そして、父も母も兄も妹も、もうこの世界にはいない。
皆、ギルド間の争いやモンスターとの戦いで死んでいった。
「どうしたんだい?」
ユウタが私に問い掛ける。
「大祖先様が……」
祖父が死んだということは、この世界に閉じ込められた最初の世代は全ていなくなったということだ。
それはつまり、
「なんとしても、このゲームをクリアしなければ」
私は決意を新たにした。
死者の魂はゲームクリア後に救われる。
その神話だけが、心の拠り所だった。
「頑張りましょう! ユウタさん」
「あっ……ああ……」
だが彼は何故か、きょとんとした表情だった。
<ガイア>
「リンネさん」
冷静な声が脳内に響いた。
<今、ラストダンジョンにいるんだってな>
「はい」
<双子の段に転移したって聞いたぞ>
「申し訳ないです」
<謝らなくてもいい。
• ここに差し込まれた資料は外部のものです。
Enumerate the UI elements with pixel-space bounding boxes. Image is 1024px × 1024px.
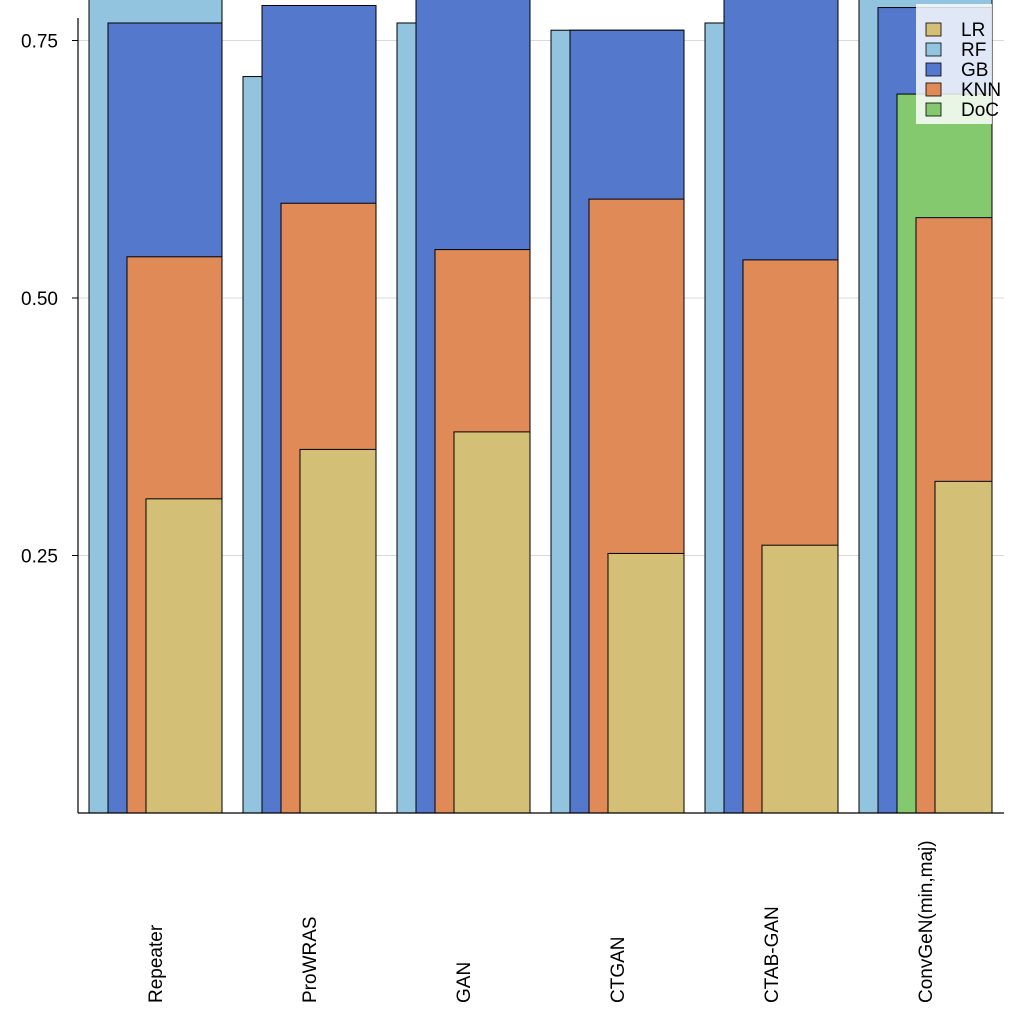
- bar-lr-1: [299, 448, 377, 814]
- y-tick-label: 0.50: [21, 289, 58, 310]
- bar-lr-4: [761, 544, 839, 814]
- legend-swatch-gb: [925, 62, 942, 77]
- bar-lr-2: [453, 431, 531, 814]
- y-tick-label: 0.25: [21, 547, 58, 568]
- legend-label: RF: [961, 40, 986, 61]
- legend-swatch-knn: [925, 82, 942, 97]
- x-tick-label: CTAB-GAN: [762, 906, 783, 1003]
- axes: 0.25 0.50 0.75 Repeater ProWRAS GAN CTGAN CTAB-…: [21, 18, 1004, 1003]
- legend-label: KNN: [961, 80, 1001, 101]
- x-tick-label: GAN: [454, 962, 475, 1003]
- bar-lr-5: [934, 480, 993, 814]
- legend-label: GB: [961, 60, 988, 81]
- x-tick-label: CTGAN: [608, 937, 629, 1004]
- bar-lr-0: [145, 498, 223, 814]
- bars: [88, 0, 993, 814]
- x-tick-label: Repeater: [146, 924, 167, 1003]
- legend-swatch-doc: [925, 102, 942, 117]
- legend-label: DoC: [961, 100, 999, 121]
- bar-lr-3: [607, 552, 685, 814]
- legend-swatch-rf: [925, 42, 942, 57]
- gridlines: [78, 40, 1004, 556]
- x-tick-label: ProWRAS: [300, 916, 321, 1003]
- legend-swatch-lr: [925, 22, 942, 37]
- legend-label: LR: [961, 20, 985, 41]
- y-tick-label: 0.75: [21, 32, 58, 53]
- x-tick-label: ConvGeN(min,maj): [916, 840, 937, 1003]
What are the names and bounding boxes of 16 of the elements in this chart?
ユウタとフィナは一緒にいないのか?>
「ユウタさんなら私の目の前にいます。フィナさんとは……はぐれてしまいました。通信も届きません」
しばし沈黙。
通信の向こう側で何か考えているのだろう。
<ガイア>
「はい」
<気を付けろ。目の前にいるのが本当のユウタとは限らない>
「え?」
リンネの言ったことの意味が分からない。
<双子の段の、双子の意味を良く考えろ>
「双子……」
<憶測を語ることでお前を混乱させたくない。それに……自分で答えに行き着いたほうが、理解が深まるだろ?>
ここにいない彼女よりも私の方が真実に近い。
そういった意味では、自分で道を切り開くしかないのだ。
<一つだけ助言になるかどうかわからないが……、テトラは死ぬ前にこう言った。自分ソックリの奴に殺される、と>
そこで通信が切れた。
改めてユウタをじっと見る。
姿形は上から下まで彼そのものだ。
だが、さっきから感じる違和感は一体なんだろうか?
私はユウタと付き合いだしてからそれ程時間が経っていないが、今の彼がいつもの彼と様子が違うということが何となく分かる。